Some experiences are almost impossible to explain. You can describe them, define them, even diagnose them, but that does not mean someone else will understand what they actually feel like. For UK-based illustrator and printmaker Kate Rolfe, dyslexia was one of those experiences.
Wiggling Words, published by Two Hoots / Pan Macmillan, is an own-voices picture book rooted directly in Rolfe’s lived experience. Rather than setting out to educate or label, the project asks a different question. What does it feel like to read when letters refuse to behave?
As a child, reading was physically frustrating for Rolfe. Letters did not sit still on the page. They felt resistant, uncooperative, something to wrestle with rather than absorb. That embodied memory stayed with her, eventually becoming the conceptual core of the book.
“I wasn’t interested in making a book that describes dyslexia or teaches children about it. I wanted to make a book that feels like being inside that experience.”
For Rolfe, the solution was not found in digital tools but in printmaking.
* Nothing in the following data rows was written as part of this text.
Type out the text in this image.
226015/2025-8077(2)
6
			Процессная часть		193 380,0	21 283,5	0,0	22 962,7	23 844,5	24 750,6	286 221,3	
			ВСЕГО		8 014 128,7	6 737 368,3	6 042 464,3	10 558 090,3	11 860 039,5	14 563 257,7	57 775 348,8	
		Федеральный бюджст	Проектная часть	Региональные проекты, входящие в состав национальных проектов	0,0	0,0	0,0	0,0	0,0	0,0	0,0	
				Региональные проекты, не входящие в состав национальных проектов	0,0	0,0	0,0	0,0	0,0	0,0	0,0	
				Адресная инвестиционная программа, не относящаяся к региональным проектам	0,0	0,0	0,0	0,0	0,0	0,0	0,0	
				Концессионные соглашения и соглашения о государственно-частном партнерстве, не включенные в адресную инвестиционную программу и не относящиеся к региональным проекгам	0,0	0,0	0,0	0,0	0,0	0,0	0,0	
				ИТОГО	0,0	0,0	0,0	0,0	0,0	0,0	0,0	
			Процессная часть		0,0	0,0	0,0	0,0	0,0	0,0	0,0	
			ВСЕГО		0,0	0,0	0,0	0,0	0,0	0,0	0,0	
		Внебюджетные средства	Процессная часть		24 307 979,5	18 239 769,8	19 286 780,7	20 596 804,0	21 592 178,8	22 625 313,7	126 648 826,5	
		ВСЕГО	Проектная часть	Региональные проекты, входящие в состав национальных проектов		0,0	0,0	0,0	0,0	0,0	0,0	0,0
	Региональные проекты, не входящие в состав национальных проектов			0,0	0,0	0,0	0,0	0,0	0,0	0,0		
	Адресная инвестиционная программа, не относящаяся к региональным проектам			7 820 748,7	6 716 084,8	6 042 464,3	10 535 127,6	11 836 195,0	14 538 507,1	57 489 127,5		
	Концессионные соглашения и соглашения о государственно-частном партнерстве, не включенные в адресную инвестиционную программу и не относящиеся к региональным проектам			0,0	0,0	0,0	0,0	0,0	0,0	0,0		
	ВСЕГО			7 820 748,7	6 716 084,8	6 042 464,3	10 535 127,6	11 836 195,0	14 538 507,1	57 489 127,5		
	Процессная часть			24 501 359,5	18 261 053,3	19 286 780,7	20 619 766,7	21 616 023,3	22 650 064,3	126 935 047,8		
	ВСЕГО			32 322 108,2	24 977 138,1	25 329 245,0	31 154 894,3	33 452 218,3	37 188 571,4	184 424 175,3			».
Hand-printing became both method and metaphor. She began printing letters again and again, shifting them, overlapping them, reprinting and rearranging their relationships to one another and to the page. Many of the decisions were not planned in advance. They emerged through repetition and improvisation. In total, around 12,000 individual letters were hand printed to create the final artwork.
The physicality of that process mattered. It was slow, demanding, and repetitive. The effort embedded in the pages mirrors the persistence required when reading feels like a struggle. Letterpress gives each letter weight and presence. They do not float. They land with force. As the book progresses, those letters begin to take over the space, shaping the environment around the child character until language itself becomes something that can be built and restructured.
Alongside letterpress, Rolfe uses cyanotype, a light-based process rarely seen in contemporary children’s publishing. Cyanotype introduces openness and movement. It creates breathing space. Rolfe used it to form the child and the book they are reading, allowing a contrast to emerge between the solidity of printed type and the fluidity of image.
The interplay between these two processes was central to the narrative. Cyanotype carries lightness and possibility. Letterpress carries structure and weight. The shift from open space to one shaped by language reflects the journey from frustration to ownership.

Although deeply personal, Wiggling Words was never intended to feel private. Rolfe wanted children who recognise that struggle to feel seen, and children who do not to understand it emotionally without needing it explained in clinical terms.
The international recognition the book has received has been especially meaningful because the experience at its heart is so internal and difficult to articulate. That it resonates across cultures and languages speaks to the power of material process. When handled with care, print-led illustration can communicate what words alone cannot.
“Illustration, for me, is about taking something that mostly happens inside your head and finding a visual way for other people to recognise it. Printmaking gave me the tools to do that in a way that felt very authentic and honest.”

Kate Rolfe is a UK-based illustrator and printmaker working predominantly in children’s books. Her practice often draws on her own neurodivergent experience and explores emotional life from the inside out. Alongside Wiggling Words, she is also the creator of Wolf and Bear, which looks at mental health within friendship, and Owl and Moon, a neurodivergent-informed story about separation anxiety. Across her work, hand-printed processes such as letterpress and cyanotype remain integral, not as decoration, but as conceptual tools.
In Wiggling Words, printmaking is not simply a technique. It is structure, narrative, and voice. Through repetition, pressure, and ink, something invisible becomes tangible. Something internal becomes shared.